Monstre médiatique à l'égo surdimensionné, quasiment toutes ses apparitions ont rajouté une couche de suffisance autour de l'opinion déjà déplorable que j'avais de lui.
Je le trouve méprisable, peut-être à tort, qu'importe, je ne le connais pas personnellement. Un ressenti parmi tant d'autres.
Pourtant, les nombreux avis que j'ai compulsés (merci Babelio) à propos de ‘Rompre' m'ont donné envie de m'y plonger (sans pour autant faire un ‘reset'), d'autant plus qu'il est très (très) court, si ça doit faire mal, autant que ce soit bref, courageux mais pas téméraire.
Et bien, bien m'en a pris.
J'ai adoré, surtout la première moitié de cette expédition introspective sans chercher à savoir si elle est autobiographique ou pas, cela ne m'intéresse pas.
Je l'ai lu comme un roman.
Je l'ai bue un cocktail, mélange calculé de divers éléments variés et non comme un grand cru, éloge à lui seul, du naturel.
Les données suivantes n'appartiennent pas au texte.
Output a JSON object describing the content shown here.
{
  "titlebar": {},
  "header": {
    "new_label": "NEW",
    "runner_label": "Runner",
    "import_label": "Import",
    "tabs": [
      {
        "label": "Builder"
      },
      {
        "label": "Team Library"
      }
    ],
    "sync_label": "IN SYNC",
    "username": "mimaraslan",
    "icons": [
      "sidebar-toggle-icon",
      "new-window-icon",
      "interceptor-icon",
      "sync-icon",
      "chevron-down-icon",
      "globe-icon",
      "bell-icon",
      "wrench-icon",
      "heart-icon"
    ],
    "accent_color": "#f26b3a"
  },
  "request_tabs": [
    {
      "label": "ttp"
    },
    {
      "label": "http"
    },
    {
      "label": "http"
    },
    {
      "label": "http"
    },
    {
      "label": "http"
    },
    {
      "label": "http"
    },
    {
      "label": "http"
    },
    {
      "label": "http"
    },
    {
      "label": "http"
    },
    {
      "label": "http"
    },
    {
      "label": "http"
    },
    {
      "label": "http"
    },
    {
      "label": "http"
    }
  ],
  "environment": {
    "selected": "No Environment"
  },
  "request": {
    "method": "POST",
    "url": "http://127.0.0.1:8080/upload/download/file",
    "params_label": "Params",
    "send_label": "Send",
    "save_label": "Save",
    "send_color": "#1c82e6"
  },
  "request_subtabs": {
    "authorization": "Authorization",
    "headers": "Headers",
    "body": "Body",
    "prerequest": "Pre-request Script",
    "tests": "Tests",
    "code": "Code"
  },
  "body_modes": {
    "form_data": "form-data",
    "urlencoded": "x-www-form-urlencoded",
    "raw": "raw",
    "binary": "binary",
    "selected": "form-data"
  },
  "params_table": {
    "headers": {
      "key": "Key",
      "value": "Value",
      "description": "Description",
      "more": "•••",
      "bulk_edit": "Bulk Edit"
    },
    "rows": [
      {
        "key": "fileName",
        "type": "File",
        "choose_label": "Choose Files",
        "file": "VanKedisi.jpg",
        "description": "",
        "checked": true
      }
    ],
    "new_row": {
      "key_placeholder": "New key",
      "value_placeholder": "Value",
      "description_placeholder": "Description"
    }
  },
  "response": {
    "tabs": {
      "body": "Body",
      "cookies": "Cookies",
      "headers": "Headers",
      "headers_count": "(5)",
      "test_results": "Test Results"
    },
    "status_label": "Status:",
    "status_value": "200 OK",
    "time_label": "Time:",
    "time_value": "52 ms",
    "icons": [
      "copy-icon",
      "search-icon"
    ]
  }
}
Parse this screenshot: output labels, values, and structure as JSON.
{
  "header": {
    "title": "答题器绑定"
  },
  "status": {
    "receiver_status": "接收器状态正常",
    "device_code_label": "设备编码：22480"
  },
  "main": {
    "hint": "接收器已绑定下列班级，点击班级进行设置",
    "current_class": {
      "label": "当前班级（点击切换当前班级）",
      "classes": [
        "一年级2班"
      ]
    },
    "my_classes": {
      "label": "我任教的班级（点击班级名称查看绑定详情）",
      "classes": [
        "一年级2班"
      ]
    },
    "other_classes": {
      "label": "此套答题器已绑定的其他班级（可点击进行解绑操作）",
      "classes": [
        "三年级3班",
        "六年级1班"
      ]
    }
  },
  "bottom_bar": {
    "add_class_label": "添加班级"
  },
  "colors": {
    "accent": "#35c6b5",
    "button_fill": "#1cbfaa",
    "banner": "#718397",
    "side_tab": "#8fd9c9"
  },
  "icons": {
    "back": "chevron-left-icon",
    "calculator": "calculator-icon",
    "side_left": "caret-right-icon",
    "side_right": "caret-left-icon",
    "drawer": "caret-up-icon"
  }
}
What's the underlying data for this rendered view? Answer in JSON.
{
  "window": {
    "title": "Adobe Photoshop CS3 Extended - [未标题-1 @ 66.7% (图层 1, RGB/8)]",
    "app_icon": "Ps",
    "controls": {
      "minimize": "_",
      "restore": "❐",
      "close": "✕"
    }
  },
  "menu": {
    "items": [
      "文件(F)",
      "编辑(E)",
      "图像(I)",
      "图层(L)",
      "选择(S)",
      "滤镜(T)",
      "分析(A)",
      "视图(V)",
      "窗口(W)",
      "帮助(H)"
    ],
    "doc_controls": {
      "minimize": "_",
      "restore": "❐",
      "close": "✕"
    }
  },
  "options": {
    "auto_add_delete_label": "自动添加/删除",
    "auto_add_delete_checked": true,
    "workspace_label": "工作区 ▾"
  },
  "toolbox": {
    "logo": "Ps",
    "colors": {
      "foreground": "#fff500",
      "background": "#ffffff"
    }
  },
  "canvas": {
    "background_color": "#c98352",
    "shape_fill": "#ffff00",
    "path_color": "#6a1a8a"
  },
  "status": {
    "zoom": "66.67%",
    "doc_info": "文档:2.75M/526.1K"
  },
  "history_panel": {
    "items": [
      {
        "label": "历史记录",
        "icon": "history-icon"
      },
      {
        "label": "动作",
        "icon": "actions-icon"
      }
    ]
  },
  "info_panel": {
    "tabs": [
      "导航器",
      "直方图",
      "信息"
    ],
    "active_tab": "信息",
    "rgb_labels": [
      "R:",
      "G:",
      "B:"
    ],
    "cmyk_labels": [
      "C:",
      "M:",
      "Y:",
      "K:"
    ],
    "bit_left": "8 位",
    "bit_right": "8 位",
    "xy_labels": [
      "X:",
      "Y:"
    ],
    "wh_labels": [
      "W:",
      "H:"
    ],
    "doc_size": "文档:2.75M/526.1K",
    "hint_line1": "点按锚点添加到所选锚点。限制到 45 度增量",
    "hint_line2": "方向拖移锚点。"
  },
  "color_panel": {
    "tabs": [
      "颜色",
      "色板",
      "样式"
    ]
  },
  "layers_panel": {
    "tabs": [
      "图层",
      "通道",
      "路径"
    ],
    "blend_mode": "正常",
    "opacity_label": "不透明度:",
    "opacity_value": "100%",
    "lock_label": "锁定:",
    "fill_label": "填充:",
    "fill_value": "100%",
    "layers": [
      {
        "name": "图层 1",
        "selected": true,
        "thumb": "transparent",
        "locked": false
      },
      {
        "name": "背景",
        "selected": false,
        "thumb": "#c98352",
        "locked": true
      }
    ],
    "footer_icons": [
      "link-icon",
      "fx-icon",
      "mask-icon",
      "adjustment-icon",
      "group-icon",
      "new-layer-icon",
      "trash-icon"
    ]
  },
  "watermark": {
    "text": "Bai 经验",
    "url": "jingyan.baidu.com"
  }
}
 Mais qui est cet homme, de lettre, de télé, de radio, de cinéma qui se fait interviewer alors que l'avalanche de la rupture amoureuse qu'il a lui lui-même déclenchée continue à asphyxier ses sens, sa perception, son avenir et même son passé.
Une interview donc où plutôt une confession, une séance chez le psy qui le pousse à se mettre à nu, un travail déjà bien entamé entre les murs de la solitude dans laquelle il s'est enfermé.
Une analyse, une introspection, un voyage égotique (parlez moi de Moix, il n'y a que ça qui m'intéresse) qui le mène au-delà de la relation qu'il vient de détruire, en pleine conscience et en pleine inconscience en même temps.
Une réflexion sur soi, sur l'autre, sur soi avec puis sans l'autre. Une idée force, la rupture, omniprésente même le jour de la rencontre parcequ'inéluctablement toute relation est vouée à l'échec, que l'échec, même fait partie intégrante de la relation comme un projet intègre un début, un déroulement et une fin.
Quelques tics d'écriture (récurrents retournements de phrases), une propension à la citation (voyez ma culture), une usure aussi passée la première moitié du court livre, mais une bonne lecture toutefois, plus entendue que lue finalement tant l'artifice de l'interview est habile.

Remettrai-je le couvert, pas sur pour autant. Autocentré quand même, Dutronc chanterait ‘Et Moix, et Moix, et Moix'. Bonne lecture mais que je ne mets pas sur mon Podium, cependant  !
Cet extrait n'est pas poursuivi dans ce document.